Last summer we paid another visit to the Corbenic Poetry Path. For those who don’t know, the Path situated at Trochry in the hills above Birnam and Dunkeld. The walk isn’t too strenuous, it winds through glorious countryside and it’s dotted with sculpture/poems maintained by staff and residents at the Corbenic Camphill Community.
I’ve been up there regularly, not only because I have a couple of poems on the path, but for events, to take visitors, and just for a stroll about. This time, though, it was to check a new sculpture by Hungarian artists Vivien Leitart and Krisztina Gyuk, recently erected and taking its cue from one my poems, Sick Again.
Sick Again
You are searching for a missing piece of jigsaw
Stranded in Sub-Atomica (donut Press, 2005)
like a kid that’s lost its mother in the big store
or an apeman who is scratching with a pig jaw
unsure, exactly, what it is you dig for.
This was written a long time ago and don’t recall anything about it’s genesis except that the title came afterwards and was taken from a Led Zeppelin song. I can’t see any connection with said song and in retrospect realise that I’ve never, ever thought about Zeppelin lyrics, they seem so utterly secondary. I suspect I was thinking of the guitar sound or maybe it’s just a good title.

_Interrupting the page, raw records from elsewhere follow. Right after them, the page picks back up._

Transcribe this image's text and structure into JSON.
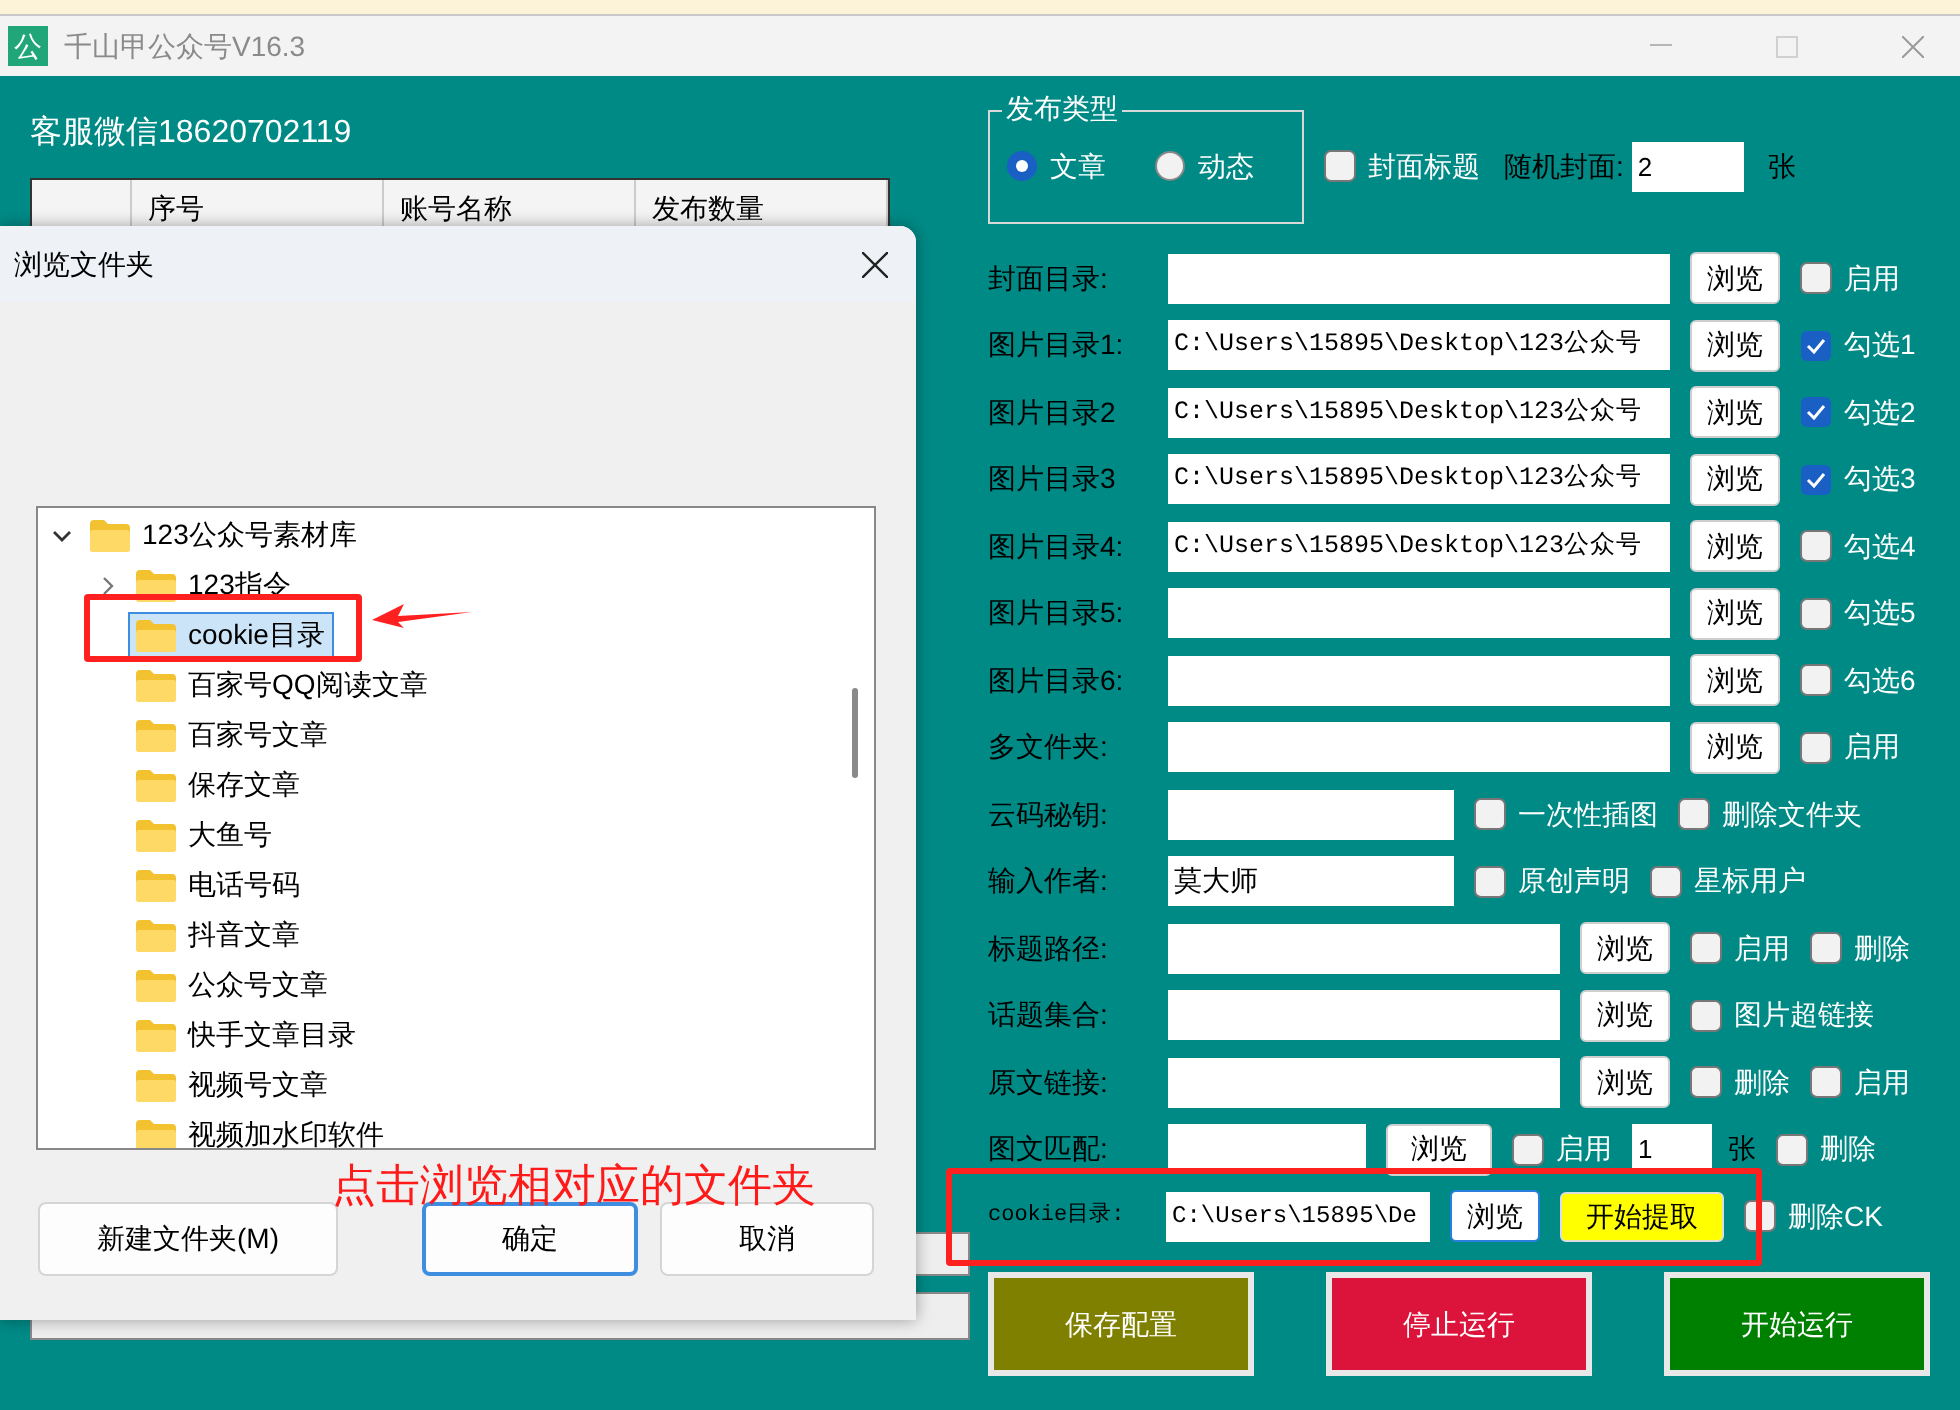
{
  "window": {
    "app_icon": "公",
    "title": "千山甲公众号V16.3"
  },
  "contact": "客服微信18620702119",
  "accounts_table": {
    "columns": [
      "序号",
      "账号名称",
      "发布数量"
    ]
  },
  "publish_type": {
    "legend": "发布类型",
    "options": [
      {
        "label": "文章",
        "selected": true
      },
      {
        "label": "动态",
        "selected": false
      }
    ]
  },
  "cover_title": {
    "label": "封面标题",
    "checked": false
  },
  "random_cover": {
    "label": "随机封面:",
    "value": "2",
    "unit": "张"
  },
  "rows": [
    {
      "label": "封面目录:",
      "items": [
        {
          "kind": "field"
        },
        {
          "kind": "browse",
          "label": "浏览",
          "focused": false
        },
        {
          "kind": "check",
          "label": "启用",
          "checked": false
        }
      ]
    },
    {
      "label": "图片目录1:",
      "items": [
        {
          "kind": "field",
          "value": "C:\\Users\\15895\\Desktop\\123公众号"
        },
        {
          "kind": "browse",
          "label": "浏览",
          "focused": false
        },
        {
          "kind": "check",
          "label": "勾选1",
          "checked": true
        }
      ]
    },
    {
      "label": "图片目录2",
      "items": [
        {
          "kind": "field",
          "value": "C:\\Users\\15895\\Desktop\\123公众号"
        },
        {
          "kind": "browse",
          "label": "浏览",
          "focused": false
        },
        {
          "kind": "check",
          "label": "勾选2",
          "checked": true
        }
      ]
    },
    {
      "label": "图片目录3",
      "items": [
        {
          "kind": "field",
          "value": "C:\\Users\\15895\\Desktop\\123公众号"
        },
        {
          "kind": "browse",
          "label": "浏览",
          "focused": false
        },
        {
          "kind": "check",
          "label": "勾选3",
          "checked": true
        }
      ]
    },
    {
      "label": "图片目录4:",
      "items": [
        {
          "kind": "field",
          "value": "C:\\Users\\15895\\Desktop\\123公众号"
        },
        {
          "kind": "browse",
          "label": "浏览",
          "focused": false
        },
        {
          "kind": "check",
          "label": "勾选4",
          "checked": false
        }
      ]
    },
    {
      "label": "图片目录5:",
      "items": [
        {
          "kind": "field"
        },
        {
          "kind": "browse",
          "label": "浏览",
          "focused": false
        },
        {
          "kind": "check",
          "label": "勾选5",
          "checked": false
        }
      ]
    },
    {
      "label": "图片目录6:",
      "items": [
        {
          "kind": "field"
        },
        {
          "kind": "browse",
          "label": "浏览",
          "focused": false
        },
        {
          "kind": "check",
          "label": "勾选6",
          "checked": false
        }
      ]
    },
    {
      "label": "多文件夹:",
      "items": [
        {
          "kind": "field"
        },
        {
          "kind": "browse",
          "label": "浏览",
          "focused": false
        },
        {
          "kind": "check",
          "label": "启用",
          "checked": false
        }
      ]
    },
    {
      "label": "云码秘钥:",
      "items": [
        {
          "kind": "field"
        },
        {
          "kind": "check",
          "label": "一次性插图",
          "checked": false
        },
        {
          "kind": "check",
          "label": "删除文件夹",
          "checked": false
        }
      ]
    },
    {
      "label": "输入作者:",
      "items": [
        {
          "kind": "field",
          "value": "莫大师"
        },
        {
          "kind": "check",
          "label": "原创声明",
          "checked": false
        },
        {
          "kind": "check",
          "label": "星标用户",
          "checked": false
        }
      ]
    },
    {
      "label": "标题路径:",
      "items": [
        {
          "kind": "field"
        },
        {
          "kind": "browse",
          "label": "浏览",
          "focused": false
        },
        {
          "kind": "check",
          "label": "启用",
          "checked": false
        },
        {
          "kind": "check",
          "label": "删除",
          "checked": false
        }
      ]
    },
    {
      "label": "话题集合:",
      "items": [
        {
          "kind": "field"
        },
        {
          "kind": "browse",
          "label": "浏览",
          "focused": false
        },
        {
          "kind": "check",
          "label": "图片超链接",
          "checked": false
        }
      ]
    },
    {
      "label": "原文链接:",
      "items": [
        {
          "kind": "field"
        },
        {
          "kind": "browse",
          "label": "浏览",
          "focused": false
        },
        {
          "kind": "check",
          "label": "删除",
          "checked": false
        },
        {
          "kind": "check",
          "label": "启用",
          "checked": false
        }
      ]
    },
    {
      "label": "图文匹配:",
      "items": [
        {
          "kind": "field"
        },
        {
          "kind": "browse",
          "label": "浏览",
          "focused": false
        },
        {
          "kind": "check",
          "label": "启用",
          "checked": false
        },
        {
          "kind": "number",
          "value": "1"
        },
        {
          "kind": "unit",
          "label": "张"
        },
        {
          "kind": "check",
          "label": "删除",
          "checked": false
        }
      ]
    },
    {
      "label": "cookie目录:",
      "items": [
        {
          "kind": "field",
          "value": "C:\\Users\\15895\\De"
        },
        {
          "kind": "browse",
          "label": "浏览",
          "focused": true
        },
        {
          "kind": "action",
          "label": "开始提取"
        },
        {
          "kind": "check",
          "label": "删除CK",
          "checked": false
        }
      ]
    }
  ],
  "buttons": [
    {
      "label": "保存配置",
      "kind": "save"
    },
    {
      "label": "停止运行",
      "kind": "stop"
    },
    {
      "label": "开始运行",
      "kind": "start"
    }
  ],
  "dialog": {
    "title": "浏览文件夹",
    "tree": [
      {
        "label": "123公众号素材库",
        "expanded": true,
        "selected": false,
        "children": [
          {
            "label": "123指令",
            "expanded": false,
            "selected": false
          },
          {
            "label": "cookie目录",
            "selected": true
          },
          {
            "label": "百家号QQ阅读文章",
            "selected": false
          },
          {
            "label": "百家号文章",
            "selected": false
          },
          {
            "label": "保存文章",
            "selected": false
          },
          {
            "label": "大鱼号",
            "selected": false
          },
          {
            "label": "电话号码",
            "selected": false
          },
          {
            "label": "抖音文章",
            "selected": false
          },
          {
            "label": "公众号文章",
            "selected": false
          },
          {
            "label": "快手文章目录",
            "selected": false
          },
          {
            "label": "视频号文章",
            "selected": false
          },
          {
            "label": "视频加水印软件",
            "selected": false
          }
        ]
      }
    ],
    "buttons": [
      {
        "label": "新建文件夹(M)",
        "default": false
      },
      {
        "label": "确定",
        "default": true
      },
      {
        "label": "取消",
        "default": false
      }
    ]
  },
  "annotation": {
    "text": "点击浏览相对应的文件夹"
  }
}
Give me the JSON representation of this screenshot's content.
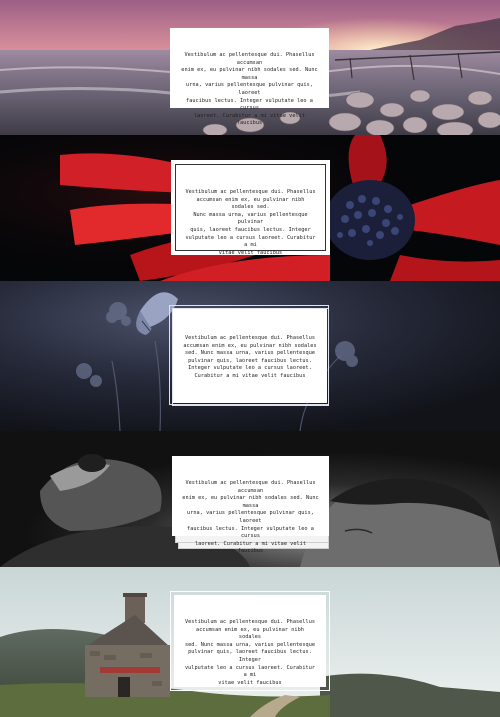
{
  "bands": [
    {
      "scene": "rocky-beach-sunset",
      "card_style": "plain",
      "lines": [
        "Vestibulum ac pellentesque dui. Phasellus accumsan",
        "enim ex, eu pulvinar nibh sodales sed. Nunc massa",
        "urna, varius pellentesque pulvinar quis, laoreet",
        "faucibus lectus. Integer vulputate leo a cursus",
        "laoreet. Curabitur a mi vitae velit faucibus"
      ]
    },
    {
      "scene": "red-flower-macro",
      "card_style": "inner-frame",
      "lines": [
        "Vestibulum ac pellentesque dui. Phasellus",
        "accumsan enim ex, eu pulvinar nibh sodales sed.",
        "Nunc massa urna, varius pellentesque pulvinar",
        "quis, laoreet faucibus lectus. Integer",
        "vulputate leo a cursus laoreet. Curabitur a mi",
        "vitae velit faucibus"
      ]
    },
    {
      "scene": "butterfly-night",
      "card_style": "double-outline",
      "lines": [
        "Vestibulum ac pellentesque dui. Phasellus",
        "accumsan enim ex, eu pulvinar nibh sodales",
        "sed. Nunc massa urna, varius pellentesque",
        "pulvinar quis, laoreet faucibus lectus.",
        "Integer vulputate leo a cursus laoreet.",
        "Curabitur a mi vitae velit faucibus"
      ]
    },
    {
      "scene": "dog-and-child-monochrome",
      "card_style": "stacked",
      "lines": [
        "Vestibulum ac pellentesque dui. Phasellus accumsan",
        "enim ex, eu pulvinar nibh sodales sed. Nunc massa",
        "urna, varius pellentesque pulvinar quis, laoreet",
        "faucibus lectus. Integer vulputate leo a cursus",
        "laoreet. Curabitur a mi vitae velit faucibus"
      ]
    },
    {
      "scene": "stone-cottage-highlands",
      "card_style": "outer-frame",
      "lines": [
        "Vestibulum ac pellentesque dui. Phasellus",
        "accumsan enim ex, eu pulvinar nibh sodales",
        "sed. Nunc massa urna, varius pellentesque",
        "pulvinar quis, laoreet faucibus lectus. Integer",
        "vulputate leo a cursus laoreet. Curabitur a mi",
        "vitae velit faucibus"
      ]
    }
  ]
}
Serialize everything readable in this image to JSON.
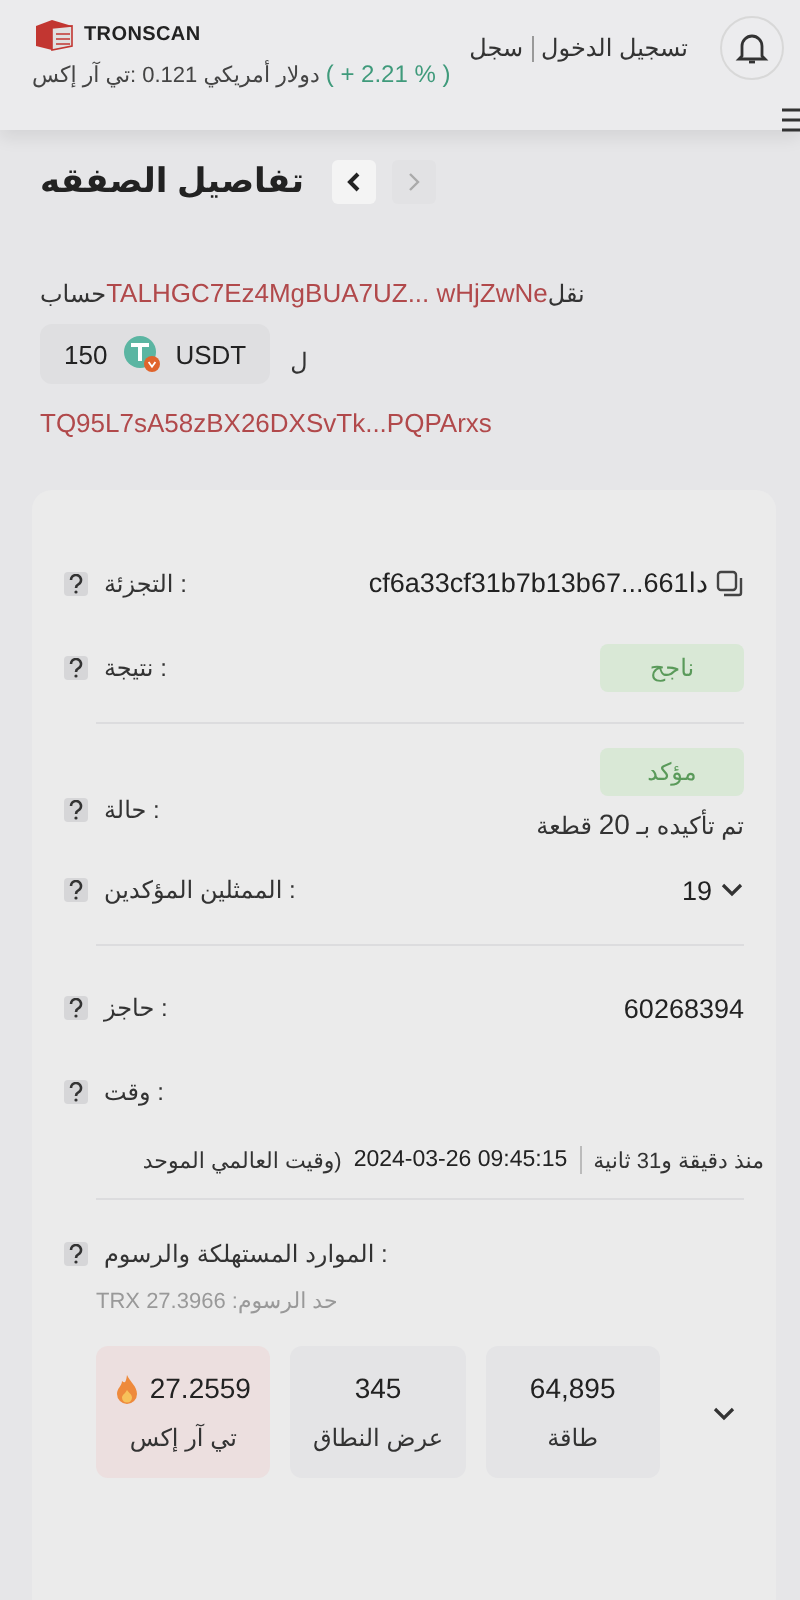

Brian McCabe, at a Soutar House group meeting where I shared it, said “Cheer us up, why don’t you, with your ontological meltdown,” or words to that effect, which tickled me.
Anyway, the poem had been up on the path for some time in another form, with the poem on a post (an actual physical post) in a deep hole surrounded by sharpened sticks, as interpreted by Martin Reilly, but John Plunkett, the Aberfeldy/Norn Irish poet said that Vivien and Krisztina were quite taken with it and made this magnificent other piece of art.
We visited a couple of days after the piece was installed, which is when I took these photos, and sadly the day after the artists left the country. I’d like to have met them but I hope I’ll run into them when next they’re over. And I’ll probably have another look up the hill in the next few months to see what the weather’s doing to it.
And while we were up there I took some more pictures from the Path, one of which I worked up into a little oil sketch, and which, when posted on Facebook with no context whatsoever, was identified as being at Corbenic by Hazel Cameron. I was quite chuffed with that.
I can’t remember why I wrote the poem in the first place, and given the timing of it, I suspect my head wasn’t in the best place at the time, but then all these little connections spring from it, so I don’t suppose it even matters. Probably nothing does. Ah, you can’t beat a bit of breezy nihilism. Happy New Year.